2) Advanced, the depth priority search is formed. This can produce a better document distribution, easier to discover the structure of the document, that is, find the maximum number of cross-references.
Result processing technology
Main factors for web selection
Search engines should be able to find sites corresponding to search requirements and sort search results according to their correlation. The degree of correlation here refers to the frequency that the keyword appears in the document, up to 1. When the frequency is higher, the higher the correlation degree of the document is considered. However, because the current search engine does not have intelligence, unless you know the title of the document to find, the first result is not necessarily "best". So some documents despite the high correlation degree, it is not necessarily the user more needed.

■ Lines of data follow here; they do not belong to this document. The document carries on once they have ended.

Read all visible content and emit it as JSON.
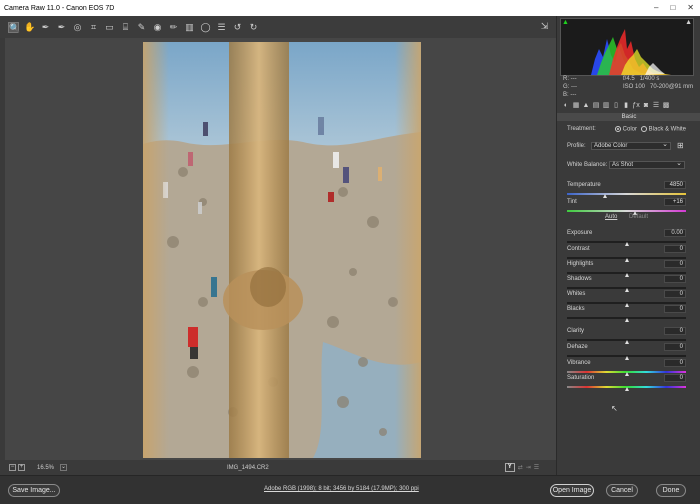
{
  "window": {
    "title": "Camera Raw 11.0  -  Canon EOS 7D",
    "controls": [
      "–",
      "□",
      "✕"
    ]
  },
  "toolbar": {
    "tools": [
      {
        "name": "zoom-tool-icon",
        "glyph": "🔍",
        "active": true
      },
      {
        "name": "hand-tool-icon",
        "glyph": "✋"
      },
      {
        "name": "white-balance-tool-icon",
        "glyph": "✒"
      },
      {
        "name": "color-sampler-tool-icon",
        "glyph": "✒"
      },
      {
        "name": "targeted-adjustment-tool-icon",
        "glyph": "◎"
      },
      {
        "name": "crop-tool-icon",
        "glyph": "⌗"
      },
      {
        "name": "straighten-tool-icon",
        "glyph": "▭"
      },
      {
        "name": "transform-tool-icon",
        "glyph": "⌸"
      },
      {
        "name": "spot-removal-tool-icon",
        "glyph": "✎"
      },
      {
        "name": "red-eye-tool-icon",
        "glyph": "◉"
      },
      {
        "name": "adjustment-brush-icon",
        "glyph": "✏"
      },
      {
        "name": "graduated-filter-icon",
        "glyph": "▥"
      },
      {
        "name": "radial-filter-icon",
        "glyph": "◯"
      },
      {
        "name": "preferences-icon",
        "glyph": "☰"
      },
      {
        "name": "rotate-left-icon",
        "glyph": "↺"
      },
      {
        "name": "rotate-right-icon",
        "glyph": "↻"
      }
    ],
    "fullscreen_glyph": "⇲"
  },
  "info": {
    "zoom": "16.5%",
    "filename": "IMG_1494.CR2",
    "preview_label": "Y"
  },
  "readout": {
    "r_label": "R:",
    "g_label": "G:",
    "b_label": "B:",
    "r": "---",
    "g": "---",
    "b": "---",
    "aperture": "f/4.5",
    "shutter": "1/400 s",
    "iso": "ISO 100",
    "lens": "70-200@91 mm"
  },
  "panel": {
    "header": "Basic",
    "treatment_label": "Treatment:",
    "color_label": "Color",
    "bw_label": "Black & White",
    "profile_label": "Profile:",
    "profile_value": "Adobe Color",
    "wb_label": "White Balance:",
    "wb_value": "As Shot",
    "auto_label": "Auto",
    "default_label": "Default",
    "sliders": [
      {
        "label": "Temperature",
        "value": "4850",
        "pos": 0.32
      },
      {
        "label": "Tint",
        "value": "+16",
        "pos": 0.57
      },
      {
        "label": "Exposure",
        "value": "0.00",
        "pos": 0.5
      },
      {
        "label": "Contrast",
        "value": "0",
        "pos": 0.5
      },
      {
        "label": "Highlights",
        "value": "0",
        "pos": 0.5
      },
      {
        "label": "Shadows",
        "value": "0",
        "pos": 0.5
      },
      {
        "label": "Whites",
        "value": "0",
        "pos": 0.5
      },
      {
        "label": "Blacks",
        "value": "0",
        "pos": 0.5
      },
      {
        "label": "Clarity",
        "value": "0",
        "pos": 0.5
      },
      {
        "label": "Dehaze",
        "value": "0",
        "pos": 0.5
      },
      {
        "label": "Vibrance",
        "value": "0",
        "pos": 0.5
      },
      {
        "label": "Saturation",
        "value": "0",
        "pos": 0.5
      }
    ]
  },
  "footer": {
    "save_label": "Save Image...",
    "workflow_link": "Adobe RGB (1998); 8 bit; 3456 by 5184 (17.9MP); 300 ppi",
    "open_label": "Open Image",
    "cancel_label": "Cancel",
    "done_label": "Done"
  },
  "colors": {
    "accent": "#d0d0d0",
    "panel_bg": "#3a3a3a",
    "canvas_bg": "#464646"
  }
}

Search engines are a computer network application system with high technical content. It includes network technology, database technology, retrieval technology, intelligent technology, etc. In this regard, because many advanced technologies abroad are based on the Siwen kernel, we can't just introduce photo and copy. As a Chinese search engine, how to play our own strengths in Chinese, develop the core technology of our own copyright, so that we have a favorable position in the competition of Chinese search engines.
Four main factors for web selection:
a. The size of the web database is mainly manually browsing.
b. Retrieve the response time, mainly due to the program. The program first wrote the time to access the search engine, and then after the record, record the time at the time, then the two times will be reduced, and the time to retrieve the response.
c. The quality division of the web page is mainly scheduled.
The search engine always returns the search result to the user, and the result shows the quality of the search engine to the search engine. Therefore, the result is displayed, how to sort, whether sufficient information (internal code, file size, file date, etc.) have a great impact on the user's judgment on the search results.
d. Correlation between each website is related to the following factors: the correlation between the various websites; the correlation of the search results can be distinguished.
l The artificially set a related coefficient of the website, such as Yahoo 1.0, Goyoyo 0.94, etc .;
l Link, the number of keywords that appear in Summary;
l Record the return time, that is, the time to retrieve the response
Resulting
(1) Press frequency scheduled order
Generally speaking, if a page contains more keywords, the correlation of its search target should be better, this is a very common solution.
(2) Sort by page
In this method, the search engine records the frequency of the page that it searches is accessed. People access more pages should usually contain more information, or other attractive strengths. This solution is suitable for general search users, because most of the search engines are not professional users, so this solution is also suitable for general searches.
(3) Further purification (REFINE)
Optimize the search results in accordance with certain conditions, you can choose the category, related words, etc.